Google navigated us through some traffic and construction in Dallas and got us to Si Tapas at 6:15. Tapas are Spanish finger food. It is a similar set up to dim sum in that you order several small dishes and share them with the table. We’d had a late lunch and snacked on the way, so we decide to get two tapas, creme brulee, and two cups of their amazing, frothy coffee. We mused on how fancy we were to be dressed up so nicely and eating such fine food.
I had one gaffe at the restaurant. I tried to convince my daughter that she might like liver. She said that she’d probably throw it up. I told her that she would like the taste but dislike the aftertaste. Comically, I pretended to be her enjoying a bite of pate and then immediately throwing up. I made a much louder throwing up sound than I’d planned. It echo’d through the dining area. We laughed.
The bill was unusual. They wanted me to designate a tip before they ran my card. I penciled in a good tip and we left. We made it to the Winspear Opera House at 7. I had one last thing to worry about: would they have my tickets at will call. I was, in fact, not on the will call list at all. I tried not to panic. The other attendant looked into the system and found me. I have no idea why he had my tickets, but the lady did not, but I was terribly relieved.
As we sat down, my daughter discovered that she had left her glasses in the car. She, being much less anxious than I, declined my offer to get them from the car. My final hurdle was would my old glasses be sufficient for our nose bleed seats? They were and her natural eyesight was sufficient if she squinted a little. I finally relaxed.
Before the opera began, there were dancers on the stage. The curtain was already open. They were all behaving very oddly, and we tried to understand what was happening. My best guess was that we were getting a trailer for the 5 act show. We’ll never know. We agreed that it was pretty lame. I worried that this would be indicative of the concept of the rest of the show.
I won’t go into a full review of the show, but I’ll say that it was one of the best live performances I’d ever witnessed. The cast was phenomenally good. The music was very beautiful and the story was compelling. The dancers and the chorus were weird the whole show; lurking about in every scene, but they were easy enough to ignore. My daughter told me that it had been better than the three Broadway shows and any of the operas we’d seen. She was very taken by the beauty and skill of the lead soprano, and she was right to be.
And that was that! It was a total success. All we had to do is drive home. Our ETA was 2:05 am. We were so amped from the show and the Spanish coffee that we were in a good condition to travel. I looked for a gas station north of Dallas and soon pulled off I-35E, and the second big thing went wrong. As I opened my wallet, I realized that my card was gone. I soon deduced that I’d left the card at Si Tapas. The order of the tipping had messed me up. I had written in the tip and we had walked out. Writing the tip and signing is generally the last thing you do in a restaurant.

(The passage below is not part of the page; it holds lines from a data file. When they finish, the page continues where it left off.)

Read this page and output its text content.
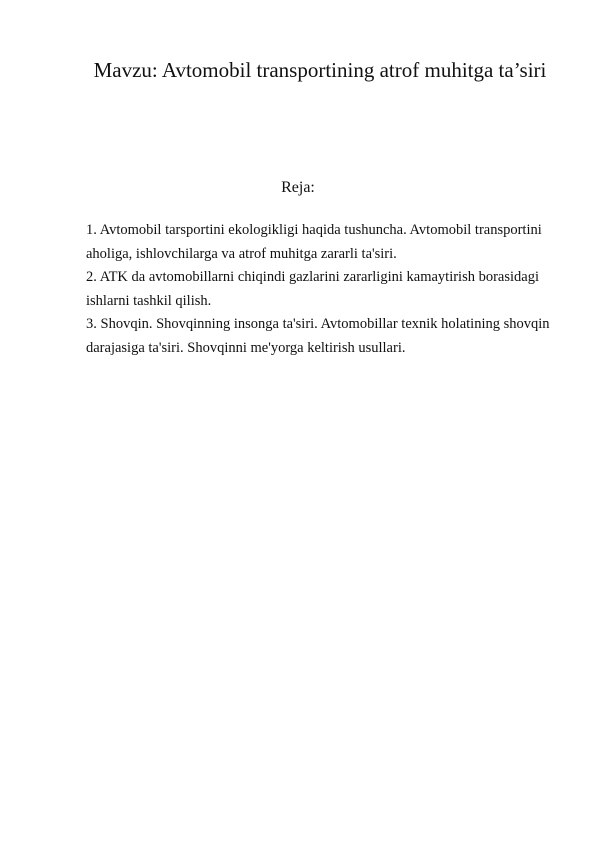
Mavzu: Avtomobil transportining atrof muhitga ta’siri
Reja:
1. Avtomobil tarsportini ekologikligi haqida tushuncha. Avtomobil transportini aholiga, ishlovchilarga va atrof muhitga zararli ta'siri.
2. ATK da avtomobillarni chiqindi gazlarini zararligini kamaytirish borasidagi ishlarni tashkil qilish.
3. Shovqin. Shovqinning insonga ta'siri. Avtomobillar texnik holatining shovqin darajasiga ta'siri. Shovqinni me'yorga keltirish usullari.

I panicked. We did not have enough gas to get home. I thumbed through my extensive collection of insurance cards, rewards cards, business cards, and a corporate credit card. The corporate card would have worked, but there would be repercussions for using it. Then I saw bank visa which had not been activated. I’d never used it and had forgotten about it. I wasn’t sure if there was any credit on it. I swiped it. It worked. We were saved.
We talked and listened to music the remainder of the trip. We agreed that it was a perfect trip, made even more perfect by grace; the grace of leaving earlier than it seemed necessary, of remembering parking cash, of sufficient vision, and of a forgotten extra credit card. As I lay in bed before drifting off to sleep, I wondered why in the world I’d been so anxious and I gave thanks for small graces.